La plainte a été déposée devant le tribunal de Paris contre Maria Gasparovic, l'ancienne directrice de cabinet du responsable mondial de la distribution de Moët Hennessy, Jean-Marc Lacave. Dans une série de publications sur LinkedIn, Gasparovic a affirmé avoir été licenciée quatre mois après avoir dénoncé ses supérieurs pour discrimination fondée sur le sexe. Les messages détaillaient plusieurs cas de harcèlement présumé, y compris un incident au cours duquel Lacave avait déclaré à Gasparovic qu'elle avait besoin d'une « formation anti-séduction » pour se qualifier pour une promotion. Gasparovic réclame actuellement 1,3 million d'euros (1,52 million de dollars) de dommages et intérêts à l'entreprise pour discrimination fondée sur le sexe, harcèlement sexuel et licenciement abusif devant le tribunal du travail.

Moët Hennessy a nié ces allégations, affirmant que Gasparovic avait été licencié pour « faute grave ».

« Elle veut régler ses comptes. Elle ne veut pas alerter les autres femmes. Il s'agit d'une agression organisée et de haut niveau », a déclaré lundi l'avocat de Moët Hennessy, Loic Henrit, au tribunal, selon le Financial Times. « Il n'y a rien d'abusif dans le comportement de Moët Hennessy. »

Dans une déclaration publiée en juillet, le PDG de Moët Hennessy, Jean-Jacques Guiony, a accusé Gasparovic d'entretenir un « ressentiment considérable » contre l'entreprise. Guiony a affirmé que l'ancien chef de cabinet avait tenté de revendiquer un poste qui n'existait pas à l'époque et avait exercé des représailles contre l'entreprise après que le poste ait été supprimé en raison de restrictions budgétaires.

Moët Hennessy affirme avoir fait de grands progrès vers la parité hommes-femmes ces dernières années, notamment en nommant des femmes à des postes « critiques », notamment celui de directrice financière, de vice-présidente exécutive des ressources humaines et de nouvelle présidente régionale pour l'Asie.

Dans une lettre de cessation et d’abstention consultée par le Financial Times, Moët Hennessy aurait écrit à Gasparovic : « Vous ne pouvez pas vous présenter comme un lanceur d’alerte lorsque vous exploitez à votre profit personnel, depuis plusieurs années, les mêmes faits que vous prétendez publiquement avoir rapportés. »

La société est impliquée dans un procès distinct impliquant Mark Stead, l'associé de Gasparovic et ancien directeur général de Moët Hennessy. Stead affirme avoir accompagné Gasparovic aux réunions RH pour se plaindre du climat de discrimination sexuelle au sein de l'entreprise. Selon Stead, il a ensuite été licencié pour des allégations d'abus de dépenses. Il porte désormais plainte pour licenciement abusif.

Le mois dernier, Claims Journal a rapporté que Moët Hennessy avait déposé une plainte de 135 000 € (155 000 $) contre Stead pour rupture de contrat. La société affirme que Stead a signé une NDA après son départ, l'obligeant à une stricte confidentialité et à de nombreuses clauses de non-dénigrement. Moët Hennessy allègue que Stead a rompu son NDA en divulguant des informations au média La Lettre concernant le traitement par l'entreprise des allégations de harcèlement sexuel.

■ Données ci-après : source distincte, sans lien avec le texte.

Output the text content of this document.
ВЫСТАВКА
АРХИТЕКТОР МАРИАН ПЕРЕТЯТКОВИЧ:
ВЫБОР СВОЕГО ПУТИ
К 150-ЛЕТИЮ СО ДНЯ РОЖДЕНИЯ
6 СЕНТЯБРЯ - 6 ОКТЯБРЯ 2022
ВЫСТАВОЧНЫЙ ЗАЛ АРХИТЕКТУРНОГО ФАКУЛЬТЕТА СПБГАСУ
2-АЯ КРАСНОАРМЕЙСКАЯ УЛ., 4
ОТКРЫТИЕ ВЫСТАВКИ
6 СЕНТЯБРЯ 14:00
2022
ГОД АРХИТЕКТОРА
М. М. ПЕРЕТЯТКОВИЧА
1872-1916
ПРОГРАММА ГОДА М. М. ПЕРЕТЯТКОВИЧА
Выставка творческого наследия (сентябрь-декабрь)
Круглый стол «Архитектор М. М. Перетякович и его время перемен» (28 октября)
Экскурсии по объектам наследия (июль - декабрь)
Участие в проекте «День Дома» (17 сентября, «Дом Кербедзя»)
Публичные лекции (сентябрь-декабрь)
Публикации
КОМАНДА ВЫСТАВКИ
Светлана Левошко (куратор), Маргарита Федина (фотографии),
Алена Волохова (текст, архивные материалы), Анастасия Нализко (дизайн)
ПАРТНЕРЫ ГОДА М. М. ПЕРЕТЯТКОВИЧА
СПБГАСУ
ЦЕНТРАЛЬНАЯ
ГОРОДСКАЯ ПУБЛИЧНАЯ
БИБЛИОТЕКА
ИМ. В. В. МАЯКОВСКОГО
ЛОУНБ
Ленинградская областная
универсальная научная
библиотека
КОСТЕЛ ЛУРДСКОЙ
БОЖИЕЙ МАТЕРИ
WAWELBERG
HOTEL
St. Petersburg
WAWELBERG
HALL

L'avocat de Stead a nié cette affirmation devant le tribunal, arguant que la contre-poursuite était un « stratagème » destiné à punir son soutien à Gasparovic, selon le Claims Journal.

Plusieurs dirigeants ont quitté l'entreprise suite à la plainte de Gasparovic, parmi lesquels Jean-Marc Lacave, son ancien patron, le PDG Philippe Schaus et la directrice des ressources humaines Chantal Gaemperle.